El príncipe estaba ingresado desde finales del mes pasado, debido a un tumor en un pulmón. Se le había diagnosticado también demencia senil, hace unos meses.

“Su alteza real el príncipe Enrique ha fallecido a las 23.18 horas del martes 13 de febrero en el castillo de Fredensborg”, residencia de primavera y otoño de la familia real situada al norte de Copenhague y a la que había sido trasladado desde el hospital, según el comunicado divulgado de forma oficial.

Debido al grave empeoramiento de la salud de su padre, el príncipe heredero, Federico de Dinamarca, suspendió la semana pasada su estancia en Corea del Sur, adonde había viajado para asistir a los Juegos Olímpicos de Invierno.

El fallecido príncipe era de origen francés

El príncipe consorte Enrique de Dinamarca, Henri Marie Jean André de Laborde, conde de Monpezat y esposo de la reina Margarita II nació el 11 de junio de 1934 en Talence, Gironda (Francia).

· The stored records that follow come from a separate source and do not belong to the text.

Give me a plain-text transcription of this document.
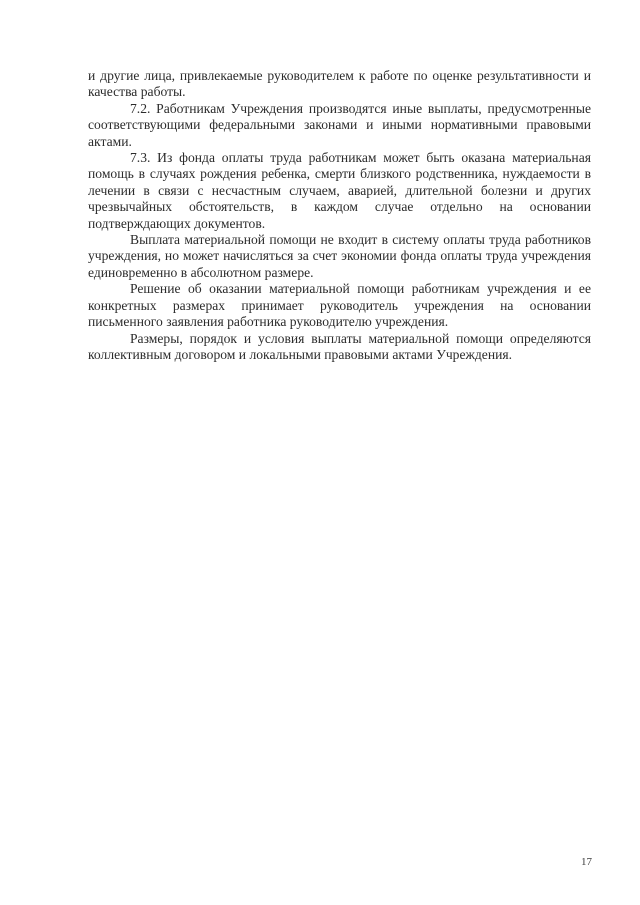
и другие лица, привлекаемые руководителем к работе по оценке результативности и качества работы.

7.2. Работникам Учреждения производятся иные выплаты, предусмотренные соответствующими федеральными законами и иными нормативными правовыми актами.

7.3. Из фонда оплаты труда работникам может быть оказана материальная помощь в случаях рождения ребенка, смерти близкого родственника, нуждаемости в лечении в связи с несчастным случаем, аварией, длительной болезни и других чрезвычайных обстоятельств, в каждом случае отдельно на основании подтверждающих документов.

Выплата материальной помощи не входит в систему оплаты труда работников учреждения, но может начисляться за счет экономии фонда оплаты труда учреждения единовременно в абсолютном размере.

Решение об оказании материальной помощи работникам учреждения и ее конкретных размерах принимает руководитель учреждения на основании письменного заявления работника руководителю учреждения.

Размеры, порядок и условия выплаты материальной помощи определяются коллективным договором и локальными правовыми актами Учреждения.

17
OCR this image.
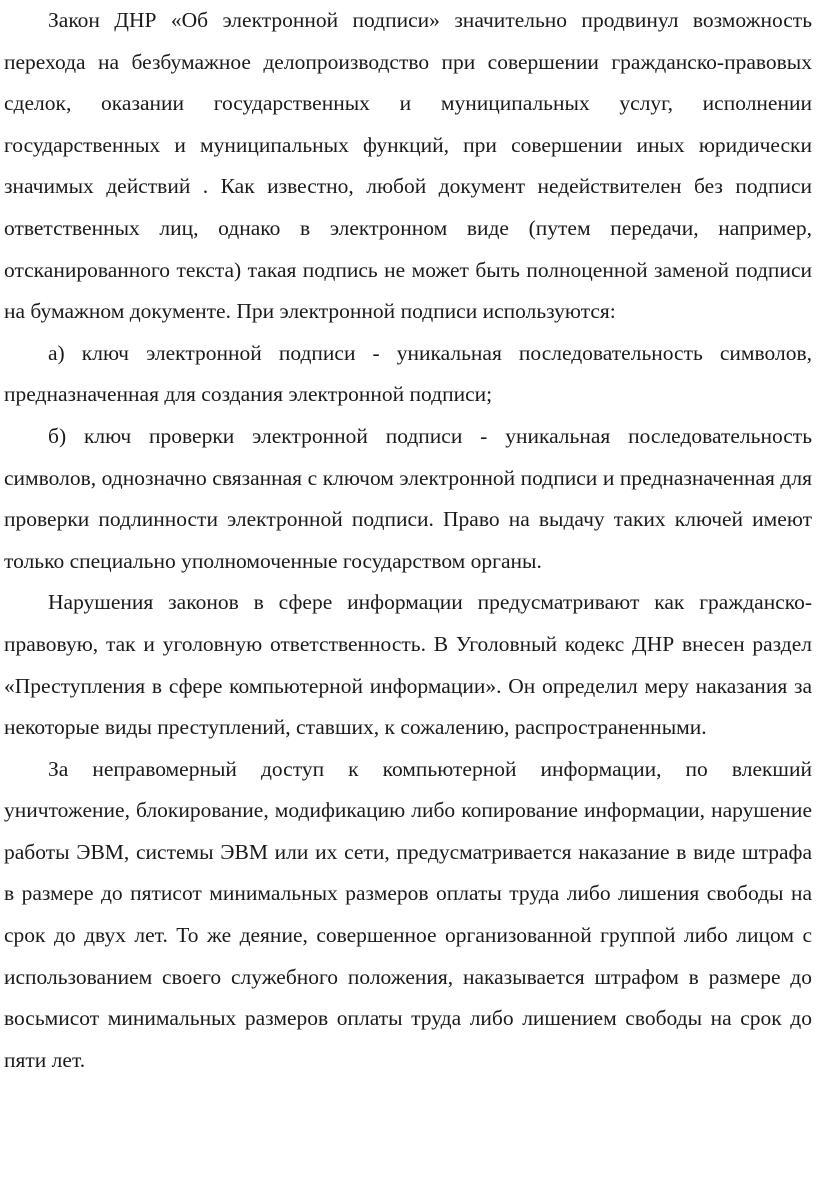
Закон ДНР «Об электронной подписи» значительно продвинул возможность перехода на безбумажное делопроизводство при совершении гражданско-правовых сделок, оказании государственных и муниципальных услуг, исполнении государственных и муниципальных функций, при совершении иных юридически значимых действий . Как известно, любой документ недействителен без подписи ответственных лиц, однако в электронном виде (путем передачи, например, отсканированного текста) такая подпись не может быть полноценной заменой подписи на бумажном документе. При электронной подписи используются:

а) ключ электронной подписи - уникальная последовательность символов, предназначенная для создания электронной подписи;

б) ключ проверки электронной подписи - уникальная последовательность символов, однозначно связанная с ключом электронной подписи и предназначенная для проверки подлинности электронной подписи. Право на выдачу таких ключей имеют только специально уполномоченные государством органы.

Нарушения законов в сфере информации предусматривают как гражданско-правовую, так и уголовную ответственность. В Уголовный кодекс ДНР внесен раздел «Преступления в сфере компьютерной информации». Он определил меру наказания за некоторые виды преступлений, ставших, к сожалению, распространенными.

За неправомерный доступ к компьютерной информации, по влекший уничтожение, блокирование, модификацию либо копирование информации, нарушение работы ЭВМ, системы ЭВМ или их сети, предусматривается наказание в виде штрафа в размере до пятисот минимальных размеров оплаты труда либо лишения свободы на срок до двух лет. То же деяние, совершенное организованной группой либо лицом с использованием своего служебного положения, наказывается штрафом в размере до восьмисот минимальных размеров оплаты труда либо лишением свободы на срок до пяти лет.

Hijo de André de Laborde de Monpezat y de Renata Doursenot, pasó los primeros años de su vida en Vietnam (entonces Indochina francesa), donde su padre tenía intereses industriales y agrícolas.

En 1938 se trasladó a los viñedos familiares de LeCayrou, cerca de Cahors, aunque después regresó a Hanoi, donde se graduó.

Licenciado en Literatura francesa y Lenguas orientales, estudió Derecho y Ciencias Políticas en La Sorbona de París.

Se casó con Margarita en 1967

Diplomático de formación, trabajó como secretario de la embajada francesa en Londres de 1963 a 1967. Fue precisamente allí donde conoció a la entonces heredera de la corona danesa, Margarita de Dinamarca, con quien contrajo matrimonio el 10 de junio de 1967.

El matrimonio tiene dos hijos: el príncipe heredero Federico, nacido el 26 de mayo de 1968, y Joaquín, nacido el 7 de junio de 1969.



El 14 de enero de 1972 pasó a ser príncipe consorte cuando Margarita II de Dinamarca accedió al trono tras la muerte de su padre, el rey Federico IX.

El príncipe nunca se sintió cómodo en su papel, al haberse ignorado su deseo de ser rey consorte, lo que le llevó a sentirse “inutil” y “relegado”.

El 1 de enero de 2016, la reina anunció en su discurso de Año Nuevo que su marido, entonces de 81 años, dejaría de ejercer sus obligaciones oficiales como consorte para retirarse a un segundo plano.